Once you have a tagged list, group keywords into themes and map them to the content types that best match intent. Use blog posts and FAQ pages to capture informational traffic, comparison and service overview pages to capture commercial intent, localized location pages and accurate Google Business Profile information for navigational queries, and clear booking or product pages to convert transactional traffic. Prioritize keywords by a combination of search volume, local relevance, business value, and conversion likelihood, not by volume alone.
Validate intent by analyzing real search engine results pages. Look for local packs, map results, featured snippets, shopping listings, and AI overviews to confirm what search engines are serving for a given query. If a keyword returns mainly informational results but your page is transactional, adjust the copy and target a different keyword or create separate content that better matches user expectations. Intent can shift over time, so re-check SERP signals periodically and update your list accordingly.
To save time and add confidence to each decision, consider tools that surface intent and explain the reasoning behind keyword suggestions. Local Falcon's AI-powered Local Keyword Tool specifically shows the type of intent for each keyword suggestion based on AI reasoning. It also reveals the deeper logic behind each recommendation, helping you understand why a term is worth targeting beyond its basic intent label. That contextual view makes it easier to build a keyword plan that captures attention at every stage of the funnel and converts local searchers into loyal customers!
Finally, treat this as an iterative process. Track which pages earn clicks, conversions, and local visibility, then refine your keyword list, content strategy, and intent mappings based on real performance data. Over time that cycle will improve both traffic quality and conversion rates for your local business.
FAQs About the Different Types of Search Intent
What are the 4 types of search intent?
The four types of search intent are informational, commercial, navigational, and transactional. Each reflects a different stage of the buying journey, from researching a topic to making a purchase.
Why is search intent important in SEO?
Matching your content to the correct type of search intent ensures it meets user needs and aligns with what search engines expect to show. This improves both visibility and conversion potential.
How do I identify the type of search intent for a keyword?
You can review the search results for a keyword to see what types of pages rank, or use Local Falcon's Local Keyword Tool, which shows the type of intent for each keyword suggestion and explains the reasoning behind it.
Can one keyword have more than one search intent?
Yes.
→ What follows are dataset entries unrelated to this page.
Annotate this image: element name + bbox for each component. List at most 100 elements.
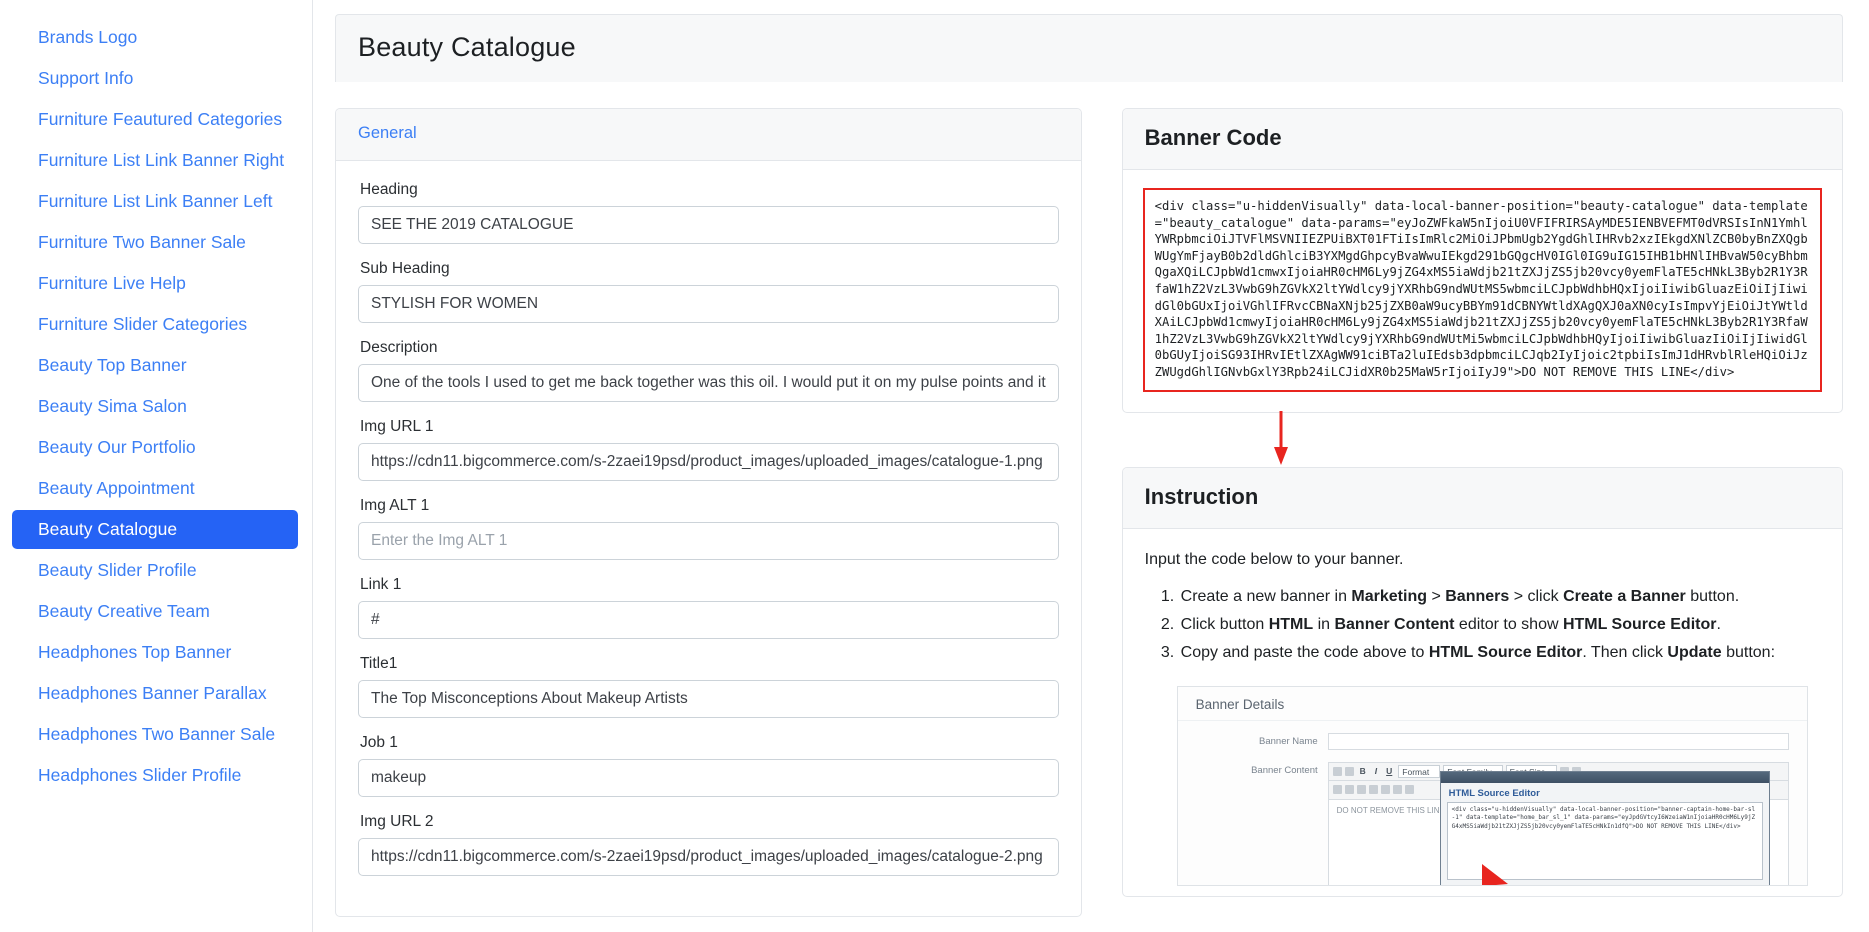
instruction-header: Instruction [1122,467,1842,529]
sidebar-item-beauty-slider-profile[interactable]: Beauty Slider Profile [12,551,298,590]
dialog-title: HTML Source Editor [1448,787,1540,799]
content-columns: General Heading SEE THE 2019 CATALOGUE Sub… [313,82,1869,917]
field-label: Sub Heading [360,260,450,277]
screenshot-banner-name-input [1327,732,1789,750]
general-form-body: Heading SEE THE 2019 CATALOGUE Sub Heading… [336,161,1081,916]
field-job-1: Job 1 makeup [358,734,1059,797]
step-emphasis: Banners [1445,587,1510,605]
down-arrow-icon [1273,410,1288,465]
banner-code-card: Banner Code <div class="u-hiddenVisually… [1121,108,1843,413]
field-img-url-1: Img URL 1 https://cdn11.bigcommerce.com/s… [358,418,1059,481]
sidebar-item-furniture-list-link-banner-right[interactable]: Furniture List Link Banner Right [12,141,298,180]
sidebar-item-headphones-top-banner[interactable]: Headphones Top Banner [12,633,298,672]
step-emphasis: Marketing [1351,587,1427,605]
field-label: Description [360,339,438,356]
field-input[interactable]: The Top Misconceptions About Makeup Arti… [358,680,1059,718]
sidebar-item-furniture-two-banner-sale[interactable]: Furniture Two Banner Sale [12,223,298,262]
sidebar-item-headphones-two-banner-sale[interactable]: Headphones Two Banner Sale [12,715,298,754]
sidebar-item-support-info[interactable]: Support Info [12,59,298,98]
field-label: Img ALT 1 [360,497,430,514]
italic-icon: I [1374,766,1378,777]
sidebar-item-furniture-feautured-categories[interactable]: Furniture Feautured Categories [12,100,298,139]
field-input[interactable]: One of the tools I used to get me back t… [358,364,1059,402]
tab-general[interactable]: General [358,124,417,143]
step-text: Copy and paste the code above to [1180,644,1429,662]
banner-code-body: <div class="u-hiddenVisually" data-local… [1123,170,1842,412]
step-text: . Then click [1582,644,1668,662]
instruction-step: Click button HTML in Banner Content edit… [1179,611,1820,639]
sidebar-item-headphones-banner-parallax[interactable]: Headphones Banner Parallax [12,674,298,713]
undo-icon [1332,766,1342,776]
general-card: General Heading SEE THE 2019 CATALOGUE Sub… [335,108,1082,917]
sidebar-item-furniture-live-help[interactable]: Furniture Live Help [12,264,298,303]
main-content: Beauty Catalogue General Heading SEE THE … [312,0,1869,932]
sidebar-item-beauty-top-banner[interactable]: Beauty Top Banner [12,346,298,385]
instruction-title: Instruction [1144,483,1259,509]
underline-icon: U [1386,766,1393,777]
instruction-body: Input the code below to your banner. Cre… [1123,529,1842,896]
sidebar-item-beauty-catalogue[interactable]: Beauty Catalogue [12,510,298,549]
field-input[interactable]: https://cdn11.bigcommerce.com/s-2zaei19p… [358,443,1059,481]
field-input[interactable]: # [358,601,1059,639]
step-text: in [1313,616,1335,633]
field-label: Heading [360,181,418,198]
step-emphasis: HTML Source Editor [1428,644,1583,662]
sidebar-item-beauty-appointment[interactable]: Beauty Appointment [12,469,298,508]
field-heading: Heading SEE THE 2019 CATALOGUE [358,181,1059,244]
eraser-icon [1392,785,1402,795]
sidebar-item-beauty-creative-team[interactable]: Beauty Creative Team [12,592,298,631]
sidebar-item-headphones-slider-profile[interactable]: Headphones Slider Profile [12,756,298,795]
field-label: Link 1 [360,576,402,593]
field-label: Job 1 [360,734,398,751]
list-icon [1404,785,1414,795]
step-text: Click button [1180,616,1269,633]
sidebar-item-beauty-our-portfolio[interactable]: Beauty Our Portfolio [12,428,298,467]
page-title-card: Beauty Catalogue [335,14,1843,82]
banner-code-title: Banner Code [1144,125,1282,150]
app-root: Brands Logo Support Info Furniture Feautur… [0,0,1869,932]
info-column: Banner Code <div class="u-hiddenVisually… [1121,108,1843,897]
screenshot-banner-content-label: Banner Content [1251,764,1318,776]
field-link-1: Link 1 # [358,576,1059,639]
step-text: > [1427,587,1446,605]
tabs-header: General [336,109,1081,161]
step-emphasis: Update [1667,644,1722,662]
instruction-screenshot: Banner Details Banner Name Banner Conten… [1176,685,1808,886]
form-column: General Heading SEE THE 2019 CATALOGUE Sub… [335,108,1082,917]
instruction-card: Instruction Input the code below to your… [1121,466,1843,897]
field-input[interactable]: https://cdn11.bigcommerce.com/s-2zaei19p… [358,838,1059,876]
field-input[interactable]: STYLISH FOR WOMEN [358,285,1059,323]
field-title1: Title1 The Top Misconceptions About Makeu… [358,655,1059,718]
paste-text-icon [1368,785,1378,795]
copy-icon [1344,785,1354,795]
field-label: Title1 [360,655,398,672]
banner-code-snippet[interactable]: <div class="u-hiddenVisually" data-local… [1142,188,1822,392]
sidebar-item-beauty-sima-salon[interactable]: Beauty Sima Salon [12,387,298,426]
screenshot-panel-title: Banner Details [1177,687,1807,721]
cursor-pointer-icon [1481,863,1508,885]
screenshot-banner-name-row: Banner Name [1178,732,1807,750]
step-text: editor to show [1454,616,1563,633]
field-input[interactable]: Enter the Img ALT 1 [358,522,1059,560]
field-label: Img URL 1 [360,418,434,435]
sidebar-item-furniture-list-link-banner-left[interactable]: Furniture List Link Banner Left [12,182,298,221]
field-label: Img URL 2 [360,813,434,830]
field-input[interactable]: makeup [358,759,1059,797]
banner-code-header: Banner Code [1122,109,1842,170]
step-emphasis: Banner Content [1334,616,1455,633]
field-img-url-2: Img URL 2 https://cdn11.bigcommerce.com/s… [358,813,1059,876]
step-text: Create a new banner in [1180,587,1352,605]
instruction-steps: Create a new banner in Marketing > Banne… [1145,583,1820,668]
field-input[interactable]: SEE THE 2019 CATALOGUE [358,206,1059,244]
field-img-alt-1: Img ALT 1 Enter the Img ALT 1 [358,497,1059,560]
dialog-titlebar [1440,771,1769,783]
field-sub-heading: Sub Heading STYLISH FOR WOMEN [358,260,1059,323]
paste-icon [1356,785,1366,795]
sidebar-item-furniture-slider-categories[interactable]: Furniture Slider Categories [12,305,298,344]
instruction-step: Create a new banner in Marketing > Banne… [1179,583,1820,611]
page-title: Beauty Catalogue [358,32,576,62]
step-text: > click [1509,587,1564,605]
bold-icon: B [1359,766,1366,777]
screenshot-banner-name-label: Banner Name [1259,735,1318,747]
sidebar-item-brands-logo[interactable]: Brands Logo [12,18,298,57]
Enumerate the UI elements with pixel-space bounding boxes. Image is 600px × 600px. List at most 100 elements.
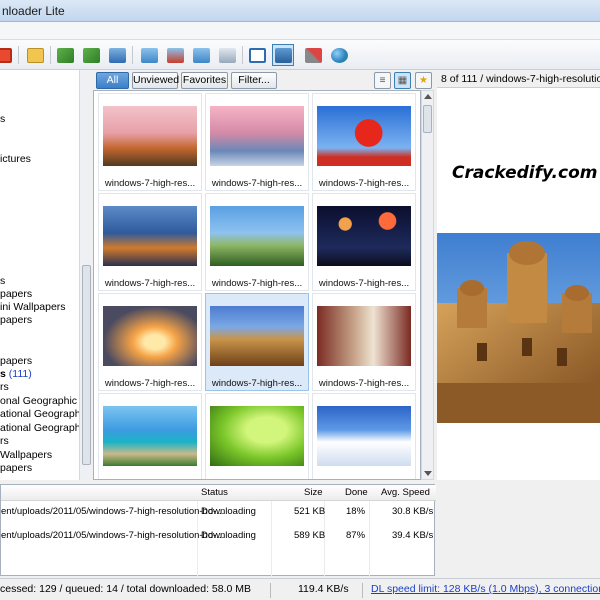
column-size[interactable]: Size [304, 487, 322, 498]
tree-item[interactable]: onal Geographic [0, 395, 77, 408]
download-row[interactable]: ent/uploads/2011/05/windows-7-high-resol… [1, 528, 436, 544]
toolbar-separator [18, 46, 19, 64]
preview-header: 8 of 111 / windows-7-high-resolution-ho [437, 70, 600, 88]
scroll-thumb[interactable] [82, 265, 91, 465]
thumbnail-caption: windows-7-high-res... [318, 278, 410, 289]
thumbnail-caption: windows-7-high-res... [104, 278, 196, 289]
column-avg-speed[interactable]: Avg. Speed [381, 487, 430, 498]
scroll-down-icon[interactable] [424, 471, 432, 476]
favorite-star-icon[interactable]: ★ [415, 72, 432, 89]
gallery-scrollbar[interactable] [421, 90, 434, 480]
download-speed: 30.8 KB/s [392, 506, 434, 517]
thumbnail-image[interactable] [317, 306, 411, 366]
image-preview[interactable]: Crackedify.com [437, 88, 600, 480]
menu-bar [0, 22, 600, 40]
thumbnail-caption: windows-7-high-res... [318, 378, 410, 389]
tree-item[interactable]: ational Geographic [0, 408, 88, 421]
thumbnail-tile[interactable]: windows-7-high-res... [98, 93, 202, 191]
thumbnail-tile[interactable]: windows-7-high-res... [312, 93, 416, 191]
speed-limit-link[interactable]: DL speed limit: 128 KB/s (1.0 Mbps), 3 c… [371, 583, 600, 595]
tree-item[interactable]: papers [0, 462, 32, 475]
thumbnail-tile[interactable]: windows-7-high-res... [98, 193, 202, 291]
tree-item[interactable]: Wallpapers [0, 449, 52, 462]
scroll-up-icon[interactable] [424, 94, 432, 99]
stop-icon[interactable] [0, 44, 14, 66]
window-icon[interactable] [246, 44, 268, 66]
thumbnail-image[interactable] [210, 206, 304, 266]
tree-item-label: papers [0, 288, 33, 300]
tree-item[interactable]: s [0, 113, 5, 126]
list-view-icon[interactable]: ≡ [374, 72, 391, 89]
download-status: Downloading [201, 530, 256, 541]
download-status: Downloading [201, 506, 256, 517]
fullscreen-icon[interactable] [272, 44, 294, 66]
save-icon[interactable] [216, 44, 238, 66]
thumbnail-image[interactable] [103, 306, 197, 366]
thumbnail-image[interactable] [317, 106, 411, 166]
filter-unviewed-button[interactable]: Unviewed [132, 72, 179, 89]
thumbnail-caption: windows-7-high-res... [211, 378, 303, 389]
tree-item[interactable]: rs [0, 381, 9, 394]
tree-item[interactable]: s [0, 275, 5, 288]
tree-item-label: papers [0, 462, 33, 474]
tree-item[interactable]: ational Geographic [0, 422, 88, 435]
download-size: 589 KB [294, 530, 326, 541]
thumbnail-tile[interactable] [98, 393, 202, 479]
thumbnail-image[interactable] [317, 406, 411, 466]
download-size: 521 KB [294, 506, 326, 517]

Some keywords can serve multiple intents depending on the context. For example, a branded term could be navigational for one user and commercial for another.
How can I target all types of search intent in my local SEO strategy?
Build a keyword list that includes terms for each intent type, then create content specifically tailored to match those intents. Use blog posts for informational searches, service or comparison pages for commercial searches, accurate location details for navigational searches, and strong calls to action for transactional searches.
Key Takeaways
Understanding the types of search intent is essential for creating content that resonates with local customers at every stage of their journey. Identifying whether a search is informational, commercial, navigational, or transactional helps you align your keywords, page types, and calls to action with what users actually want.
A balanced local SEO strategy targets all four intent types to build awareness, guide decision-making, and drive conversions. Tools like Local Falcon's Local Keyword Tool make this process easier by revealing both the intent category and the deeper reasoning behind each keyword, helping you make smarter, more effective targeting decisions.